Botanical Extract

Kumquat Extract

INCI: Citrus Japonica Fruit Extract (or) Fortunella Japonica Fruit Extract

A small bright orange citrus extract from the kumquat fruit. Vitamin C-rich with a high carotenoid content and natural fruit acids.

Usage rate 1-5%
Phase Water phase or cool-down
Solubility Water-soluble

Overview

Kumquat is a small, oval orange citrus fruit native to East Asia, distinct from regular oranges and mandarins. Cosmetic extracts are made from the whole fruit, which is unusual for citrus — the entire kumquat is eaten, peel and all, and the peel-inclusive extract delivers a different active profile than peel-removed citrus extracts.

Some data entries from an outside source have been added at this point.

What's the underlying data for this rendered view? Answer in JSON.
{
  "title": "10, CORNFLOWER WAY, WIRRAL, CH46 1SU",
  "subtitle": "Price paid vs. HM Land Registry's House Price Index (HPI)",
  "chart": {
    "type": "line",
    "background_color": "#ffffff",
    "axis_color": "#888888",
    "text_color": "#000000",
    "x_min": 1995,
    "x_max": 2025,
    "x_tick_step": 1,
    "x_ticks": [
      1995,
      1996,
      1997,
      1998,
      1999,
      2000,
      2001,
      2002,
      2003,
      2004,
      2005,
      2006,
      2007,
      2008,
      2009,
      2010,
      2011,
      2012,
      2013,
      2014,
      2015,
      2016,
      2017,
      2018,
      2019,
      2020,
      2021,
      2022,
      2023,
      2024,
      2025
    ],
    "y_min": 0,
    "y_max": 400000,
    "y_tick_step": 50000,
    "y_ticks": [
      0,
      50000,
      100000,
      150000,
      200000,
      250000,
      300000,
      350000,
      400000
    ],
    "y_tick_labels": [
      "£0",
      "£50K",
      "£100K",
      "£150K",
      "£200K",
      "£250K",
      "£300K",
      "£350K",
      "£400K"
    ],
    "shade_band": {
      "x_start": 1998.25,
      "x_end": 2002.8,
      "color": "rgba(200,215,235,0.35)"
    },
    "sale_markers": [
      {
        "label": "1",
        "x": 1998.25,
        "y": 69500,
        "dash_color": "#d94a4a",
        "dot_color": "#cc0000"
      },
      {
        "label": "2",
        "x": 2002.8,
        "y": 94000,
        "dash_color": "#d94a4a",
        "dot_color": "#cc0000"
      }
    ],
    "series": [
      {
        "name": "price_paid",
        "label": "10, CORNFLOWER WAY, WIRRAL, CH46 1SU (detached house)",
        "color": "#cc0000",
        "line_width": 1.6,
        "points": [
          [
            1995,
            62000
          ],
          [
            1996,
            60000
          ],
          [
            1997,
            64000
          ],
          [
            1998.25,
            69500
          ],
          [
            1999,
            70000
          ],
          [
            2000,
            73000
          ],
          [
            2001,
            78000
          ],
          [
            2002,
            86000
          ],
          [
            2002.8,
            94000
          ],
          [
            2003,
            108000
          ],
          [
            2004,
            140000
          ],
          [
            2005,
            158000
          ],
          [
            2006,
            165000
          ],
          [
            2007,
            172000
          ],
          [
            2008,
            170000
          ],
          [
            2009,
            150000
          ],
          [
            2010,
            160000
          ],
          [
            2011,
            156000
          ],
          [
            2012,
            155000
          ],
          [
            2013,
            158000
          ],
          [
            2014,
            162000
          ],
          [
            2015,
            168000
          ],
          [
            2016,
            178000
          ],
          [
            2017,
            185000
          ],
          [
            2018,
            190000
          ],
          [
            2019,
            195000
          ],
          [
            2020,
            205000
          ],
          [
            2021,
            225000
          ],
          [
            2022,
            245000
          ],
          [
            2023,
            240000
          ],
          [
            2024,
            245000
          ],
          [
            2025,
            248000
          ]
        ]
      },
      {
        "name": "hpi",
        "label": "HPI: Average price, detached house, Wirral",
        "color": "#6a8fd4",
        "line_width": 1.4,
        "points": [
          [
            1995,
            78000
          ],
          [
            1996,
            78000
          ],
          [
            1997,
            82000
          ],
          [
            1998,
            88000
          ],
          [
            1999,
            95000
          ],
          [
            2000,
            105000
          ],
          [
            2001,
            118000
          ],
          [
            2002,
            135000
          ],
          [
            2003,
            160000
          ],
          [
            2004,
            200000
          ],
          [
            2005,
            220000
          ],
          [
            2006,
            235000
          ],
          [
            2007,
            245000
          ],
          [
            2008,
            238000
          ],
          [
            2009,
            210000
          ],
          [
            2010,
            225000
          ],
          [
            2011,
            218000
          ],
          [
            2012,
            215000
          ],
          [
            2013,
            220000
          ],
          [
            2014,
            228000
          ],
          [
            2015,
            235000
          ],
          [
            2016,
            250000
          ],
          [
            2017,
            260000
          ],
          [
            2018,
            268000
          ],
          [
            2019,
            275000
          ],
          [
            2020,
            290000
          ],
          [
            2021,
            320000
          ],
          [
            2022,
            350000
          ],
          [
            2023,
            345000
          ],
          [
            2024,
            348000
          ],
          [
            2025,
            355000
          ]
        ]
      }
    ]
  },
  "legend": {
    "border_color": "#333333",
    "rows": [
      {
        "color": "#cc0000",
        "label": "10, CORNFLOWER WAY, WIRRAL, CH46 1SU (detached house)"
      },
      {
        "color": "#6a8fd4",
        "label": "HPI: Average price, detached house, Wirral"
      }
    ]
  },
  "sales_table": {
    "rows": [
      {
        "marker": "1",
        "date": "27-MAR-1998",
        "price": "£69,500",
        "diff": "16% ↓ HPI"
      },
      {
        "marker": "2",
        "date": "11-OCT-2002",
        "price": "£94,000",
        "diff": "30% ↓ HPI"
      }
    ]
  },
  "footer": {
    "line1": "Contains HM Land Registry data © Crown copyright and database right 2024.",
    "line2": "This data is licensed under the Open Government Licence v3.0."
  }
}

The active profile includes:

  • Vitamin C — moderate to high
  • Carotenoids including beta-carotene and beta-cryptoxanthin (giving the orange colour)
  • Citric and malic acids — mild AHA-style exfoliation
  • Peel polyphenols including hesperidin and tangeretin (from the whole-fruit extraction)
  • Essential oil traces — small amounts of limonene and other citrus terpenes from the peel

Shelf life is 12-18 months.

What it does in a formula

  • Vitamin C contribution to antioxidant and brightening claims
  • Carotenoid antioxidant support — different mechanism from vitamin C, complementary
  • Mild AHA-style exfoliation
  • Polyphenol antioxidant load from peel components (tangeretin in particular has interesting tyrosinase inhibition data)
  • Bright orange-yellow tint — useful as a natural colour in fruit-themed products

Kumquat is somewhat unusual among citrus extracts because the whole-fruit (peel-inclusive) extraction gives it a slightly broader active profile than peeled-fruit extracts. The trade-off is that it carries trace citrus essential oil compounds, which can be photosensitising for some users in concentrated form.

How to use

Add to the cool-down phase, below 40 C.

Usage rates by product type:

  • Vitamin C serums: 3-5%
  • Brightening face creams: 2-4%
  • Toners: 1-3%
  • Body lotions: 1-3%
  • Hand creams: 1-3%
  • Antioxidant face mists: 1-2%

Best for / Worst for

Best for: citrus-themed product lines, brightening serums, antioxidant face creams, summer products, hand and body creams, “fruit cocktail” multi-ingredient formulas.

Worst for: strict photosensitivity-conscious formulations (citrus peel essential oil traces), very sensitive skin (peel terpenes can sensitise), kumquat or citrus allergy, strictly colour-neutral products.

Common pitfalls

Photosensitivity from peel components. Like grapefruit, the peel fraction of citrus extracts can carry trace furocoumarins. Risk at standard cosmetic levels is low, but for face products used immediately before sun exposure, the warning is worth flagging.

Light fading. Carotenoid colour fades in light. Use opaque packaging.

Heat sensitivity. Add to cool-down phase. Vitamin C and carotenoids both lose activity above 50 C.

Substitutes

  • Grapefruit extract — similar citrus profile, similar caveats.
  • Lemon extract — closely related, less colour.
  • Orange extract — sweeter citrus profile.
  • Yuzu extract — Japanese citrus, similar role, no significant furocoumarin concern.
  • A combination of vitamin C derivative + beta-carotene — for measurable brightening + carotenoid antioxidant without the citrus dimension.